The dissenting Justice accepted the view that imposing the remedy of permanent damages rather than injunction was impressing Boomer's property with what looked like a servitude, with the damages serving as just compensation. If that's the case it was a taking, but one without the requisite showing that it was for a public use. Private takings -- at least back in 1970 (not so much today) -- were verboten in New York:
I see grave dangers in overruling our long-established rule of granting an injunction where a nuisance results in substantial continuing damage. In permitting the injunction to become inoperative upon the payment of permanent damages, the majority is, in effect, licensing a continuing wrong. It is the same as saying to the cement company, you may continue to do harm to your neighbors so long as you pay a fee for it. Furthermore, once such permanent damages are assessed and paid, the incentive to alleviate the wrong would be eliminated, thereby continuing air pollution of an area without abatement.It is true that some courts have sanctioned the remedy here proposed by the majority in a number of cases, but none of the authorities relied upon by the majority are analogous to the situation before us. In those cases, the courts, in denying an injunction and awarding money damages, grounded their decision on a showing that the use to which the property was intended to be put was primarily for the public benefit. Here, on the other hand, it is clearly established that the cement company is creating a continuing air pollution nuisance primarily for its own private interest with no public benefit.
This kind of inverse condemnation (Ferguson v. Village of Hamburg, 272 N. Y. 234) may not be invoked by a private person or corporation for private gain or advantage. Inverse condemnation should only be permitted when the public is primarily served in the taking or impairment of property. (Matter of New York City Housing Auth. v. Muller, 270 N. Y. 333, 343; Pocantico Water Works Co. v. Bird, 130 N. Y. 249, 258.) The promotion of the interests of the polluting cement company has, in my opinion, no public use or benefit.
Nor is it constitutionally permissible to impose servitude on land, without consent of the owner, by payment of permanent damages where the continuing impairment of the land is for a private use. (See Fifth Ave. Coach Lines v. City of New York, 11 N Y 2d 342, 347; Walker v. City of Hutchinson, 352 U. S. 112.) This is made clear by the State Constitution (art. I, § 7, subd. [a]) which provides that "[p]rivate property shall not be taken for public use without just compensation" (emphasis added). It is, of course, significant that the section makes no mention of taking for a private use.

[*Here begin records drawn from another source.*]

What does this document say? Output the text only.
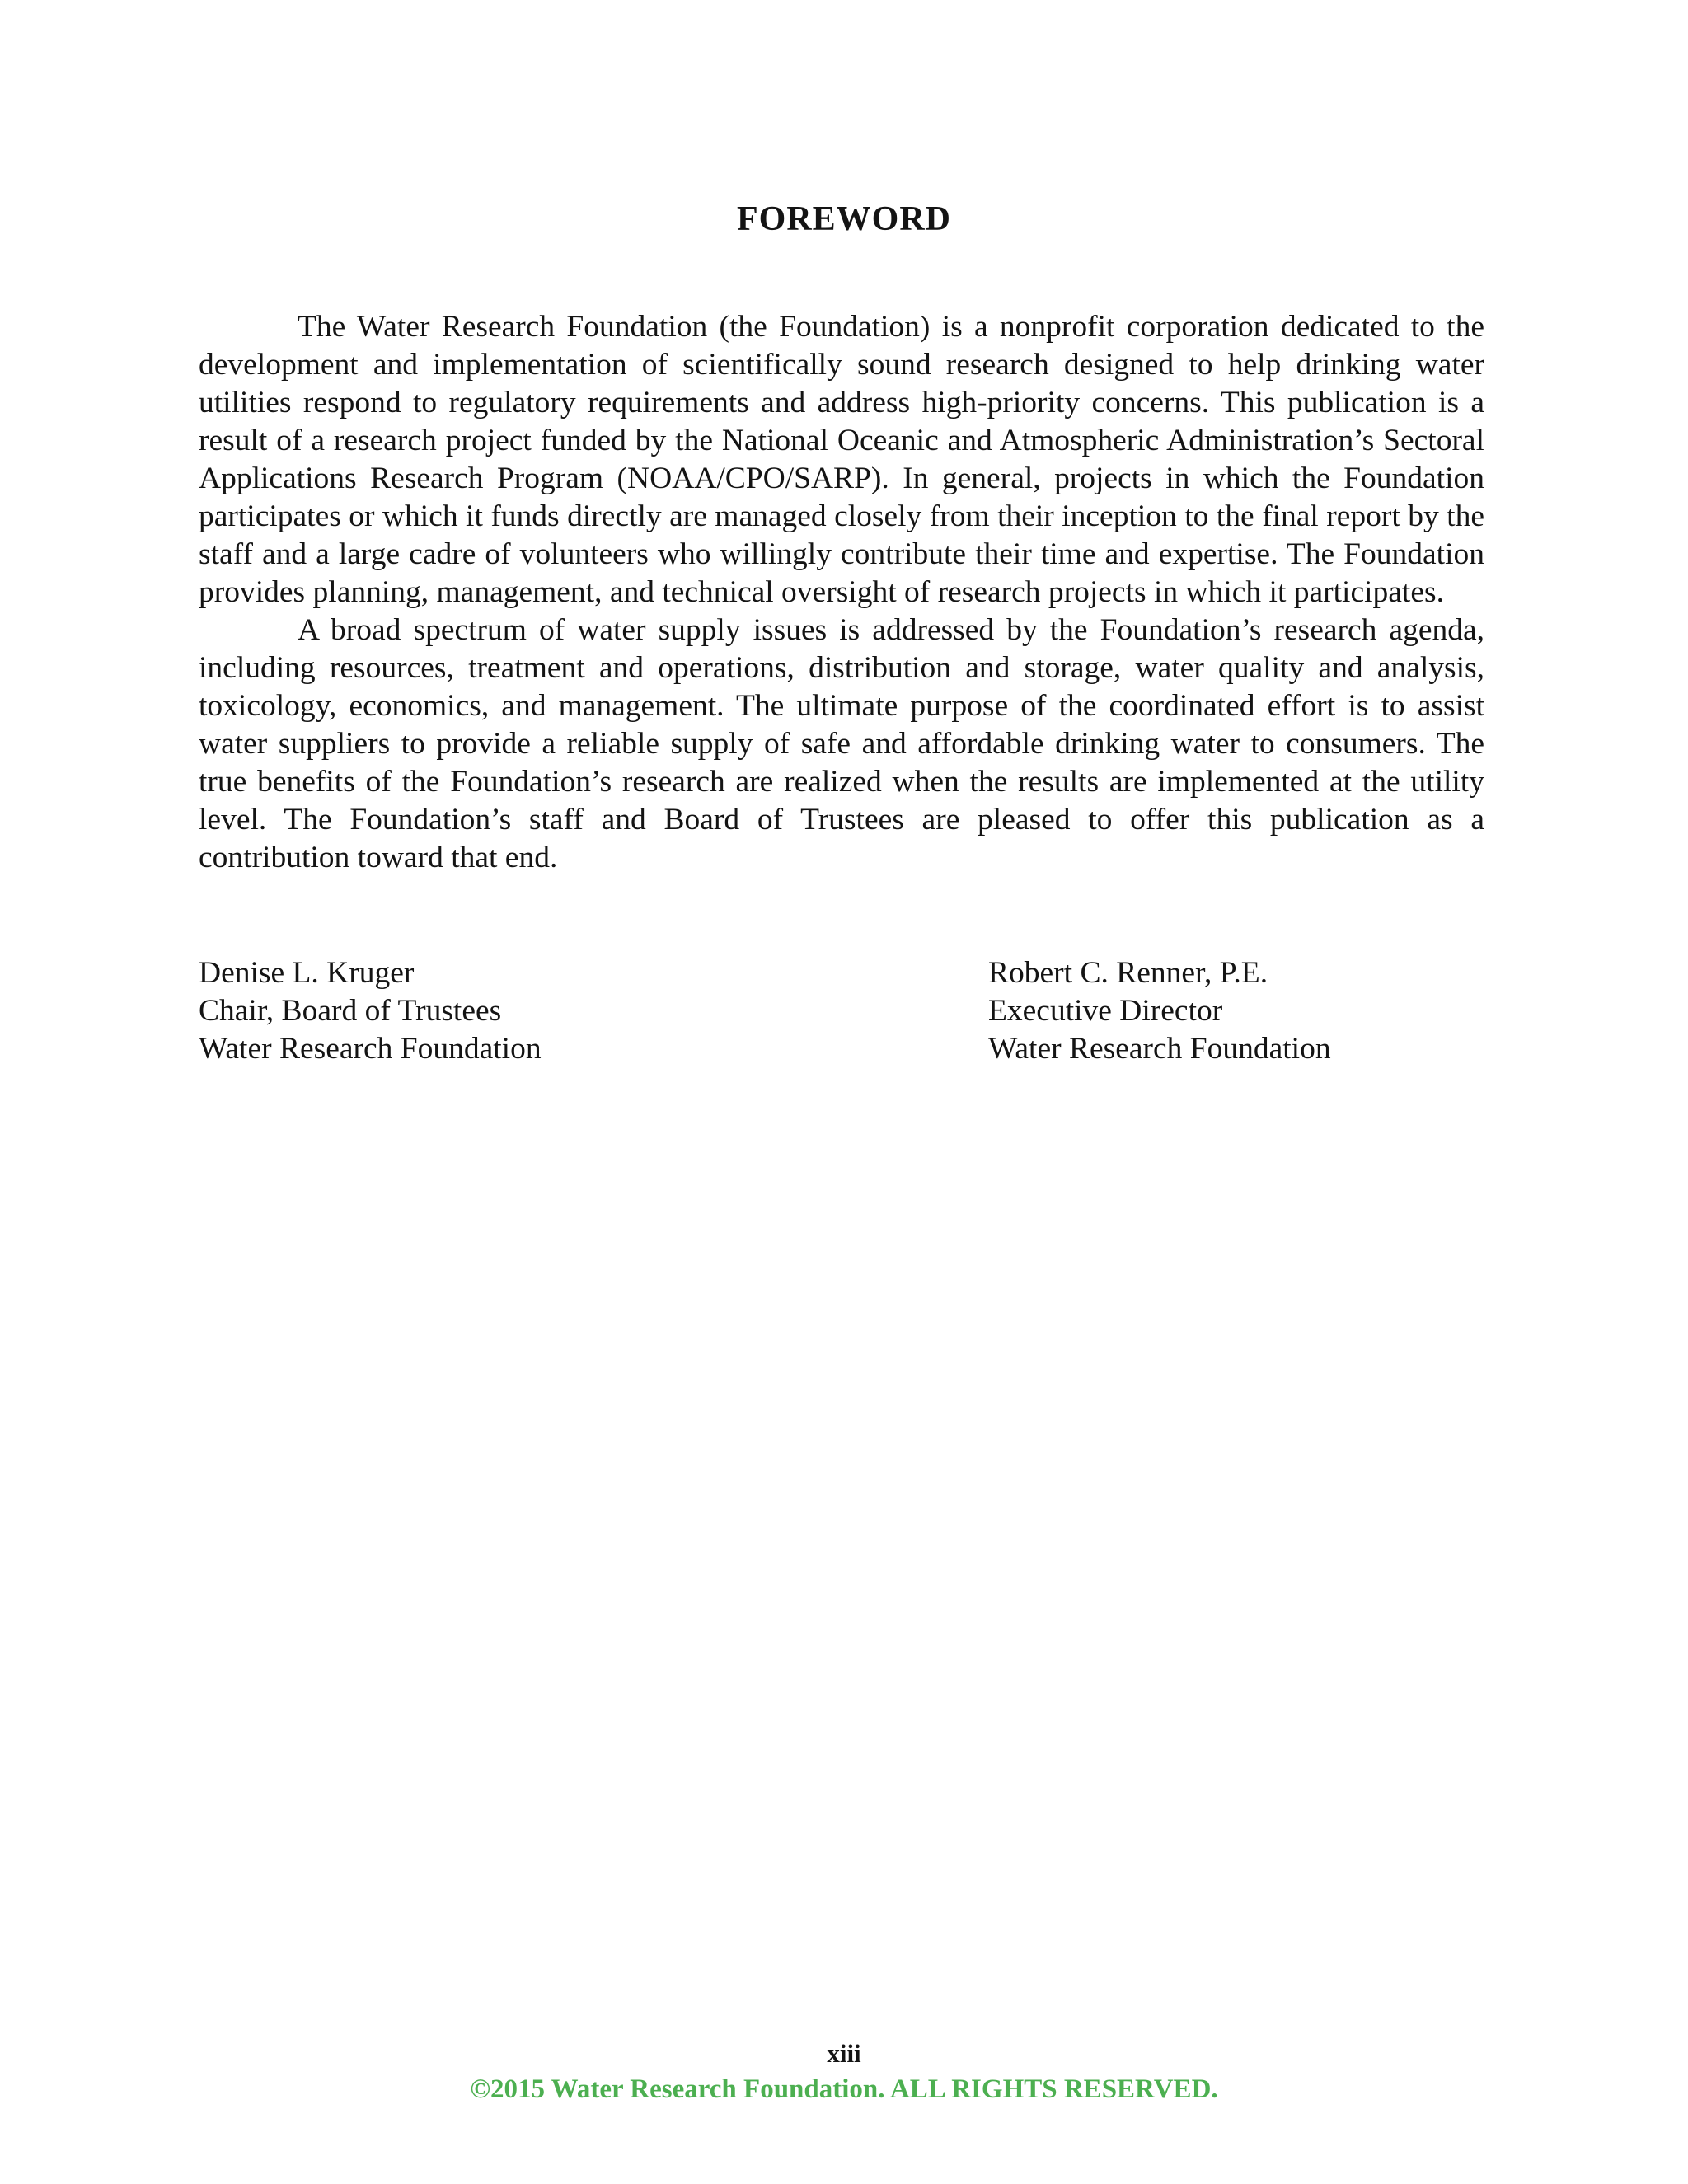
FOREWORD

The Water Research Foundation (the Foundation) is a nonprofit corporation dedicated to the development and implementation of scientifically sound research designed to help drinking water utilities respond to regulatory requirements and address high-priority concerns. This publication is a result of a research project funded by the National Oceanic and Atmospheric Administration’s Sectoral Applications Research Program (NOAA/CPO/SARP). In general, projects in which the Foundation participates or which it funds directly are managed closely from their inception to the final report by the staff and a large cadre of volunteers who willingly contribute their time and expertise. The Foundation provides planning, management, and technical oversight of research projects in which it participates.

A broad spectrum of water supply issues is addressed by the Foundation’s research agenda, including resources, treatment and operations, distribution and storage, water quality and analysis, toxicology, economics, and management. The ultimate purpose of the coordinated effort is to assist water suppliers to provide a reliable supply of safe and affordable drinking water to consumers. The true benefits of the Foundation’s research are realized when the results are implemented at the utility level. The Foundation’s staff and Board of Trustees are pleased to offer this publication as a contribution toward that end.

Denise L. Kruger
Chair, Board of Trustees
Water Research Foundation
Robert C. Renner, P.E.
Executive Director
Water Research Foundation
xiii
©2015 Water Research Foundation. ALL RIGHTS RESERVED.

In sum, then, by constitutional mandate as well as by judicial pronouncement, the permanent impairment of private property for private purposes is not authorized in the absence of clearly demonstrated public benefit and use.
Id. at 230-231 (Jasen, J., dissenting) (footnote omitted).
That smoke ... er steam .. stack is pretty visible, and there's a lot of traffic in the area that seems related to the plant. But otherwise, not a lot of evidence of nuisance-like effects.
From a nearby side road, for example, you can see the structure but it kind of blends in.
If you go, the best vantage point is along Route 9W.
And what of the Boomer and other plaintiff properties? There remain a few businesses in the area, as well as a few homes, but the biggest single use of the adjacent area is as a rather large centralized school. We took this shot from its massive parking lot).
So was this side trip worth it? On the whole yes, even though it wasn't very dramatic (or even very exciting except as a dirt lawyer thing). As we noted above, there's just something about being on the site that helps you get a better understanding -- a clearer mental picture -- of a case and the issues.
We can't say this one is worth a special trip, but if you are in the area or like us it is just a short detour, head on up route 9W and check it out.